Even the ironic title, a play on the title of the Gabriel Garcia Marquez novel “Love in the Time of Cholera,” seemed to reflect a change. The film had the working titles “Nine Scenes About Love” and “The End of Love.” Mattei remembers that he came up with “Love in the Time of Money” on Sept. 10, 2001. Now, he reflects, “it has a sense of nostalgia in it, like it’s a different time.”

Mattei’s script had been accepted in 1998 by the Sundance Filmmakers Lab, where it was optioned by Robert Redford through his production company, which helped secure a $650,000 budget. Mattei says Redford gave him advice on the set and in the editing room, and the film screened in the dramatic competition in a special noncompeting slot (because of the ties to Redford) at the Sundance Film Festival this year. The film received mixed to negative reviews but was acquired for distribution during the festival by ThinkFilm.
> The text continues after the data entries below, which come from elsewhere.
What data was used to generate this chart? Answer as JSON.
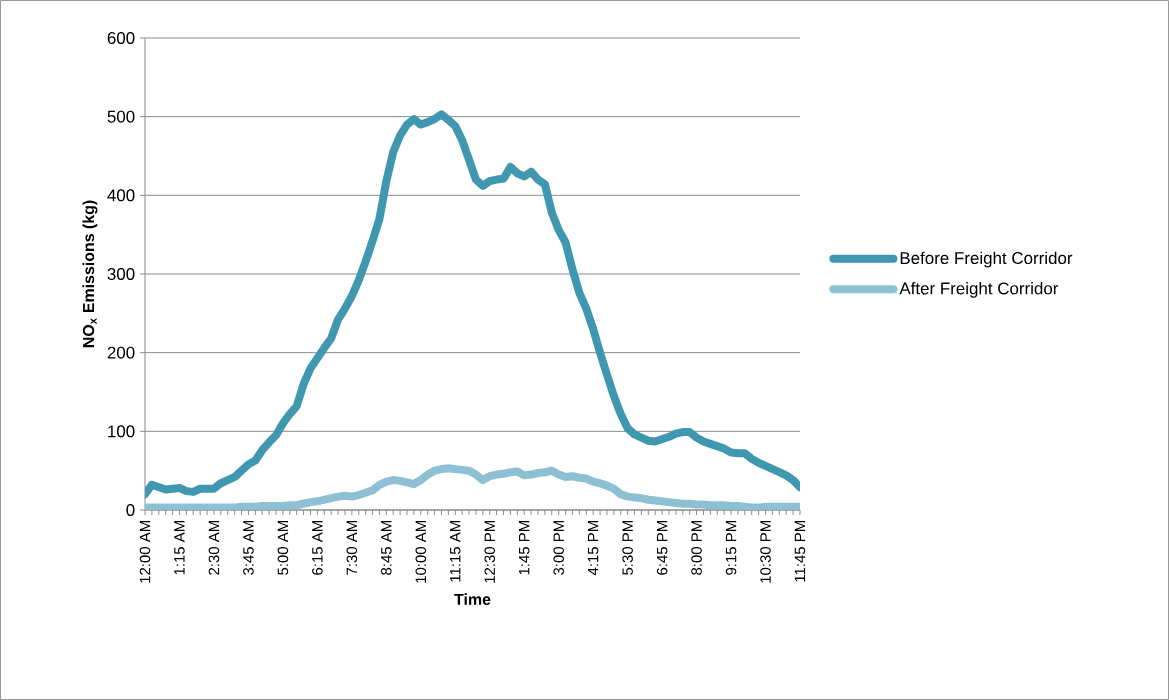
{
  "chart_data": {
    "type": "line",
    "xlabel": "Time",
    "ylabel": "NO$_{x}$ Emissions (kg)",
    "categories": [
      "12:00 AM",
      null,
      null,
      null,
      null,
      "1:15 AM",
      null,
      null,
      null,
      null,
      "2:30 AM",
      null,
      null,
      null,
      null,
      "3:45 AM",
      null,
      null,
      null,
      null,
      "5:00 AM",
      null,
      null,
      null,
      null,
      "6:15 AM",
      null,
      null,
      null,
      null,
      "7:30 AM",
      null,
      null,
      null,
      null,
      "8:45 AM",
      null,
      null,
      null,
      null,
      "10:00 AM",
      null,
      null,
      null,
      null,
      "11:15 AM",
      null,
      null,
      null,
      null,
      "12:30 PM",
      null,
      null,
      null,
      null,
      "1:45 PM",
      null,
      null,
      null,
      null,
      "3:00 PM",
      null,
      null,
      null,
      null,
      "4:15 PM",
      null,
      null,
      null,
      null,
      "5:30 PM",
      null,
      null,
      null,
      null,
      "6:45 PM",
      null,
      null,
      null,
      null,
      "8:00 PM",
      null,
      null,
      null,
      null,
      "9:15 PM",
      null,
      null,
      null,
      null,
      "10:30 PM",
      null,
      null,
      null,
      null,
      "11:45 PM"
    ],
    "series": [
      {
        "name": "Before Freight Corridor",
        "color": "#4097b0",
        "values": [
          20,
          32,
          29,
          26,
          27,
          28,
          24,
          23,
          27,
          27,
          27,
          34,
          38,
          42,
          50,
          58,
          63,
          76,
          86,
          95,
          110,
          122,
          132,
          160,
          180,
          193,
          206,
          218,
          242,
          256,
          272,
          292,
          316,
          342,
          370,
          418,
          455,
          476,
          490,
          497,
          490,
          493,
          497,
          503,
          496,
          488,
          470,
          445,
          420,
          412,
          418,
          420,
          421,
          436,
          428,
          424,
          430,
          420,
          414,
          378,
          356,
          340,
          306,
          276,
          256,
          230,
          200,
          172,
          145,
          122,
          104,
          96,
          92,
          88,
          87,
          90,
          93,
          97,
          99,
          99,
          92,
          87,
          84,
          81,
          78,
          73,
          72,
          72,
          65,
          60,
          56,
          52,
          48,
          44,
          38,
          29
        ]
      },
      {
        "name": "After Freight Corridor",
        "color": "#8ec0d3",
        "values": [
          3,
          3,
          3,
          3,
          3,
          3,
          3,
          3,
          3,
          3,
          3,
          3,
          3,
          3,
          4,
          4,
          4,
          5,
          5,
          5,
          5,
          6,
          6,
          8,
          10,
          11,
          13,
          15,
          17,
          18,
          17,
          19,
          22,
          25,
          32,
          36,
          38,
          37,
          35,
          33,
          38,
          45,
          50,
          52,
          53,
          52,
          51,
          50,
          45,
          38,
          43,
          45,
          46,
          48,
          49,
          44,
          45,
          47,
          48,
          50,
          45,
          42,
          43,
          41,
          40,
          36,
          34,
          31,
          27,
          20,
          17,
          16,
          15,
          13,
          12,
          11,
          10,
          9,
          8,
          8,
          7,
          7,
          6,
          6,
          6,
          5,
          5,
          4,
          3,
          3,
          4,
          4,
          4,
          4,
          4,
          4
        ]
      }
    ],
    "ylim": [
      0,
      600
    ],
    "yticks": [
      0,
      100,
      200,
      300,
      400,
      500,
      600
    ],
    "grid": "y",
    "legend": "right",
    "line_style": "solid"
  }
}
The decision to shoot on digital video was budgetary, Mattei says, and he and cinematographer Stephen Kazmierski (“You Can Count on Me”) wanted to avoid the gritty, hand-held look of the Dogma films they were seeing. The two took care in lighting the film, which was shot in 23 days at the end of 2000, mostly in Brooklyn, giving it a distinctive sleek and glossy look.

At one point in editing, Mattei tried to cut between the different story strands -- in the manner of independent films such as “Your Friends & Neighbors” and this year’s fellow Sundance entry “13 Conversations About One Thing” -- but he ultimately stuck with the “Reigen” template, adding an abstract, ruminative ending.

“I just felt like it’s much riskier to do it this way,” Mattei says. “It’s much harder on the audience because you have to sit in a room with two people for a long period of time and people just aren’t used to that in American films.”